Smart Living in the Digital Age
Consumers worldwide await the release of smart devices with enthusiasm, yet many are slow to convert their homes into intelligent spaces. With the aid of innovative software, companies are competing to make the home as sleek and accessible as a smartphone.
Since the mid-nineties, smart devices, ranging from phones and music players to organizational tools and car navigation systems, have become commonplace with consumers on a global level. Yet, smart homes, either due to their "futuristic" slant or cost, have been a digital lifestyle area that has been slow to gain popularity.
After ten years of working for Yello Strom, an independent, energy retailer in Germany, Martin Vesper resigned to assume the role of CEO at digitalSTROM, based in Switzerland and Germany, in 2011. At digitalSTROM, a company which credits itself as "an intelligent, easy way to connect all household appliances," he appreciates the challenges of the evolving smart home market.
Vesper highlights that the driving force behind digitalSTROM's mission is the transformation of the home by connecting appliances with a small and intelligent terminal block. How devices work together in the home is then based on software and even more flexible. He explains that due to the terminal block and the digitalization process, a standard light isn't just a light, but a computer with access to algorithms and with which the technicians setting up the system can communicate. "We're coming from a digital background, so we think about things differently. We are a smart home platform with Open API's, so we can integrate very easily through the technologies which are currently available – also on the web," he elaborates.
For a smart homeowner, the home can be programmed and guided like other smart systems, i.e., GPS, phone, watch, tablet or any other digital device. He continues, "In the technology sphere, the most exciting thing we see for a smart home now is cognitive systems, which will allow applications and functionality we haven't even thought about, which includes the whole area of automation."
Creating a Digital Home
Whereas in a classical home, a switch has one function: to turn the light on and off, in a smart home, the switch functions in numerous ways. By networking lamps and digital devices with each other, the functionality of a light switch increases, while retaining its classical look. It also becomes possible for a homeowner to remotely regulate the lights in their home, activate appliances with a tap, and modulate the temperature of a room from inside or as far away as another country.

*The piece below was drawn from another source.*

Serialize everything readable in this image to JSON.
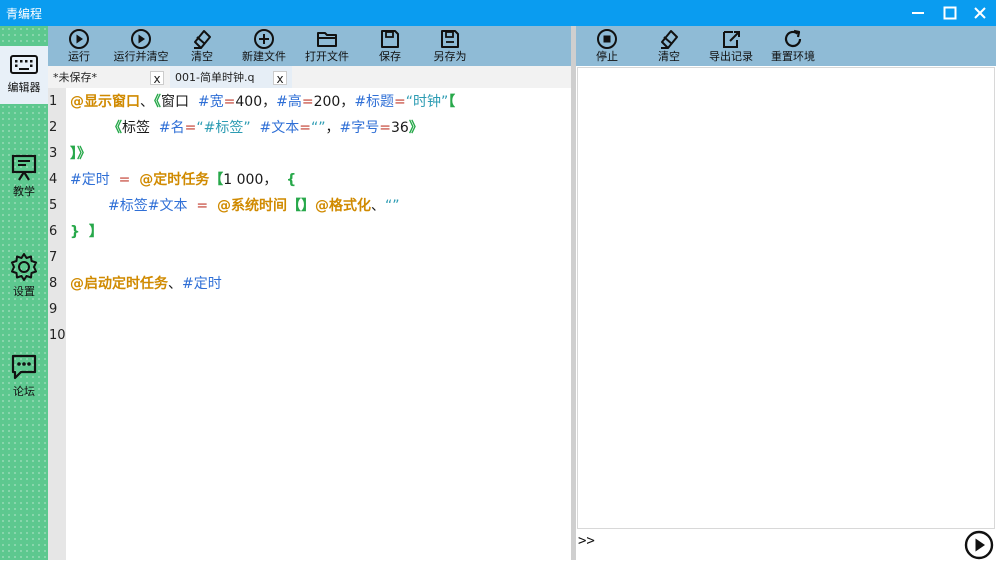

For those highly engaged in a digital lifestyle, the attraction of a smart home is evident. However, for the average person who uses digitally devices minimally, Vesper notes that the idea of a smart home may seem futuristic. He states that homeowners tend to choose what they're accustomed to, which is classical electrical wiring, over software. He states that customers prefer to put extra tiles in their homes, rather than investing in functionality, which he believes will change over time. "Functionality becomes an extra value for homes and that's what we're picking up on," he asserts.
Living Spaces With Intelligence
Smart homes are not a millennial idea. Vesper emphasizes that the concept behind smart homes predates the founding of digitalSTROM. Yet, with the development of new software in the early millenium, what was once a concept could now become real. "2004 brought changes that allowed the house to be outfitted in sleek and efficient ways," he recalls. The device became smaller and energy efficient, which enabled its easy integration into the house's infrastructure.
He explains that the key to smart homes was the invention of a patented mains terminal block with an integrated processor. "The problem before was that in the past, you would have extra wiring, which is not really usable for a house," he continues. Thus, with hardware becoming smaller and lighter plus existing software, the possibilities for the home have become infinite.
Spreading the Word
The company is a competitive player in the smart devices arena, alongside companies like Honeywell and Nest Protectors that offer technologies that regulate the home's thermostat with the swipe of a smartphone. Therefore, to acquaint their target customers with their product, digitalSTROM plans to continue their end-consumer marketing. Of their strategy, Vesper states, "We do our website, advertisements, and videos to get the end-consumer excited." Additionally, they have relationships with electricians and wholesalers to prepare and train them to successfully implement the system.
However, the cost of kitting an apartment or home digitally, ranges from $4,000 for an apartment to $9,000 for a house, a cost which he contends may be affordable for many homeowners, but could seem off-putting when assessing their home expenditures. He estimates that digitalSTROM's customer base currently stands at about two or three percent, because of the company's major competition – the homeowner's budget.
The Future's Bright
With markets growing in Austria, Germany, the Netherlands and Switzerland, Vesper appears to be confident about the company's potential. digitalSTROM plans not only to make further inroads in stable markets, but to expand to megacities like Istanbul, Shanghai and Abu Dhabi to gain large-scale apartment buildings.
Vesper praises digitalSTROM's small team for embracing competition, as they move upward, and across the globe. "Silicon Valley is not about a location, it's about a state of mind, and you can have this state of mind in Switzerland, he concludes.